Offered once a year, the class "Producing Films for Social Change" gives students the opportunity to create original films on important and timely topics. At the end of the course, students showcase these films at a combined screening that is open to the entire Tufts community and the general public. Sponsored by FMS and the Jonathan M. Tisch College of Citizenship and Public Service, Producing Films for Social Change is a class that enables students to learn how to use film powerfully to tell a story about a social issue, along with a dose of advocacy.
Producing Films for Social Change, December 2014
A Cellular Divide - For nearly two decades, the use of human embryonic stem cells in scientific research has polarized America. A Cellular Divide explores both sides of the fierce debate and questions how to expand the conversation to find common ground.

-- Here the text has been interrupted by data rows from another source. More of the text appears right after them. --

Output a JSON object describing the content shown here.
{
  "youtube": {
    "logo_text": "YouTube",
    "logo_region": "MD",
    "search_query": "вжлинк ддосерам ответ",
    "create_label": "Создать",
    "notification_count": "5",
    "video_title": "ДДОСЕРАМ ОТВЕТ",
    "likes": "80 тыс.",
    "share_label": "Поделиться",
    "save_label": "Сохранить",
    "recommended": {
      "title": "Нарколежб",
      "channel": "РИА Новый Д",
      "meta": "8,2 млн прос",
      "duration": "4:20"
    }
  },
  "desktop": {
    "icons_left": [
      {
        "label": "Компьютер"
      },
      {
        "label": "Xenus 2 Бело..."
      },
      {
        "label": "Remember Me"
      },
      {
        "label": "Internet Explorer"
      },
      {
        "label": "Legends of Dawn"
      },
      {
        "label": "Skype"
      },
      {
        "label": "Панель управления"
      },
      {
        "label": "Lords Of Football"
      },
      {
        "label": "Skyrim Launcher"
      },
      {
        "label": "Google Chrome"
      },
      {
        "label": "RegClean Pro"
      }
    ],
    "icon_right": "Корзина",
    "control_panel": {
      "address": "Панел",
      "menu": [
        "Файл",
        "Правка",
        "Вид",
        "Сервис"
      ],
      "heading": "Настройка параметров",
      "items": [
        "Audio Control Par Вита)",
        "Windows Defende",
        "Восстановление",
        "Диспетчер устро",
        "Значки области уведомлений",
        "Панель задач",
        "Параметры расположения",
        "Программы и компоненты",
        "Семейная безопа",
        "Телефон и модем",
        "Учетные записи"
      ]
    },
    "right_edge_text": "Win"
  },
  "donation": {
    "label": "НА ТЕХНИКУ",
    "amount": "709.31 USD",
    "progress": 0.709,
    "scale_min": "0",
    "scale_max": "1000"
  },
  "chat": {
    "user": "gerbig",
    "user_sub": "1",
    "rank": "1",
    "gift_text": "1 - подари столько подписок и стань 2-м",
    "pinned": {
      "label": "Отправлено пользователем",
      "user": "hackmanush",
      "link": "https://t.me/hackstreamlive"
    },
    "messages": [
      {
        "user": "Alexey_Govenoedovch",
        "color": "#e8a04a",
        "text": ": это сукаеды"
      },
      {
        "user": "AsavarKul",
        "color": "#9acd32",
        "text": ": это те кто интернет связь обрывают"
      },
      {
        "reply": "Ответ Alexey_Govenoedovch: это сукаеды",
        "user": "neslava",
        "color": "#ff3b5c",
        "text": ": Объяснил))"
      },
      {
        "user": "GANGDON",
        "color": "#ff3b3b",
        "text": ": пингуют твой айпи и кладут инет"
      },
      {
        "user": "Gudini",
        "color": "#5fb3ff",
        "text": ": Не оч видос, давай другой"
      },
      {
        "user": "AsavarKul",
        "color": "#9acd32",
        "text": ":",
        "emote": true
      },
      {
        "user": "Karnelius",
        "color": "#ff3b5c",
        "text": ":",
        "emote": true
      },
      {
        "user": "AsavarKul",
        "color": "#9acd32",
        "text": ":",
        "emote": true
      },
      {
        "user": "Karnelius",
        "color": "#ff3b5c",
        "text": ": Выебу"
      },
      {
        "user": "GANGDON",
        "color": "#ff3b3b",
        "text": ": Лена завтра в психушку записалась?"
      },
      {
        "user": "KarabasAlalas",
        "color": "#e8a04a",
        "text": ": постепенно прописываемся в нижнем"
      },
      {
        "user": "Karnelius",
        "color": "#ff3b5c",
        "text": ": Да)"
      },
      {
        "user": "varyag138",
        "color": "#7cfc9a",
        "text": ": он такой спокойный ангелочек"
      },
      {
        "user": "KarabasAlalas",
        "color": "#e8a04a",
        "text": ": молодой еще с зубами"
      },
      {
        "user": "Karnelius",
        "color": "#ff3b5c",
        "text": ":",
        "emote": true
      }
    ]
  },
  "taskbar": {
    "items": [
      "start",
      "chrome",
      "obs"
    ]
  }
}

Who Will Help Me? Who? - Borderline Personality Disorder is both the deadliest mental illness and one of the least understood mental illnesses. The real tragedy, though, is that Borderline Personality Disorder is entirely treatable, but this treatment is not accessible to the majority of the population. This film explores what it means to have Borderline Personality Disorder from the perspective of both patients and professionals.
Grassachusettes - Two years ago, Massachusetts voted to legalize medicinal marijuana by a landslide. Where are we now? For a variety of reasons, the implementation of a system to give access to medical marijuana has yet to happen, leaving many with frustration, pain, and suffering. This film seeks to provide some answers.
Invisible: The State of LGBT Health
- Medicine has not traditionally been very kind to to lesbian, gay, bisexual, and transgender people. While homosexuality was removed from the Diagnostic and Statistical Manual of Mental Disorders in 1973, and was no longer considered a disorder, attempts by doctors to “treat” it persist even today. Though research and understanding of LGBT healthcare has improved in recent years, the social stigma and discrimination faced by LGBT people leads to health disparities that put them at a greater risk for certain conditions. However, these health disparities have been notably absent from the discussion on inequality and discrimination that the LGBT community faces. This film is an attempt to stimulate discussion and bring awareness to the issue, as well as act as a call to enhance efforts to improve LGTB health by healthcare providers.